I meant to post this when I posted the story, but never got around to it. Now I'm back at work on my 50's NIS series and I found it in my notes:
November, 1954: Following his party's defeat in the midterm elections, Senator Joseph McCarthy uses his final weeks as chair of the Senate Permanent Subcommittee on Investigations to conduct hearings into Evanston Central High School's Naked in School Program. As the activities of a local school district are, in fact, outside the purview of this particular subcommittee, this action causes McCarthy to be formally censured by the Senate. In a speech attempting to distance himself from McCarthy, freshman senator John F. Kennedy declares that public schools have a "duty to prepare their students for life in a modern, permissive society."

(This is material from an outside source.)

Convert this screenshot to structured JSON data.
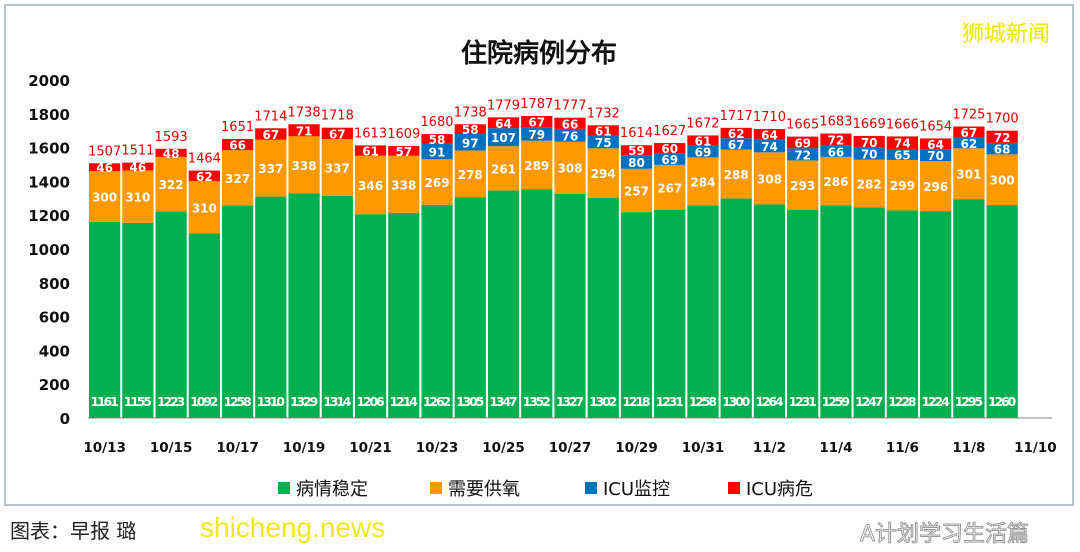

December, 1954: With voluntary military recruitment increasing as a result of continued high unemployment, Defense Secretary Charles Erwin Wilson announces a suspension of draft call-ups, even as a U.S. military contingent is deployed to South Vietnam (ostensibly there to provide security for the unification referendum scheduled the following year, the contingent actually is there to train Ngo Dinh Diem's military forces to suppress Communist-sponsored insurgents)
January, 1955: In his State of the Union address, President Nixon calls for a national interstate highway system.
February, 1955: The first 6,000 U.S. soldiers arrive in South Vietnam
April, 1955: In a televised national address, President Nixon announces that a polio vaccine developed by Dr. Jonas Salk of the Center for Communicable Diseases has been approved for general distribution.
May, 1955: The movie Rebel Without a Cause, starring James Dean premiers. The first studio-produced film to feature a character explicitly described as homosexual, it attracts protests across the nation, but Dean and co-star Sal Mineo will both win Academy Awards and become major movie stars. Realizing that sex will enable them to compete with still-censored television, the major studios disregard the Hays Code and continued protests from conservative Middle America, and films become increasingly salacious.
June, 1955: President Nixon signs the Federal Highway Aid Act and appoints former general and President of Columbia University Dwight D. Eisenhower first United States Secretary of Transportation.
September, 1955: Vladimir Nabokov's Lolita tops the New York Times bestseller list.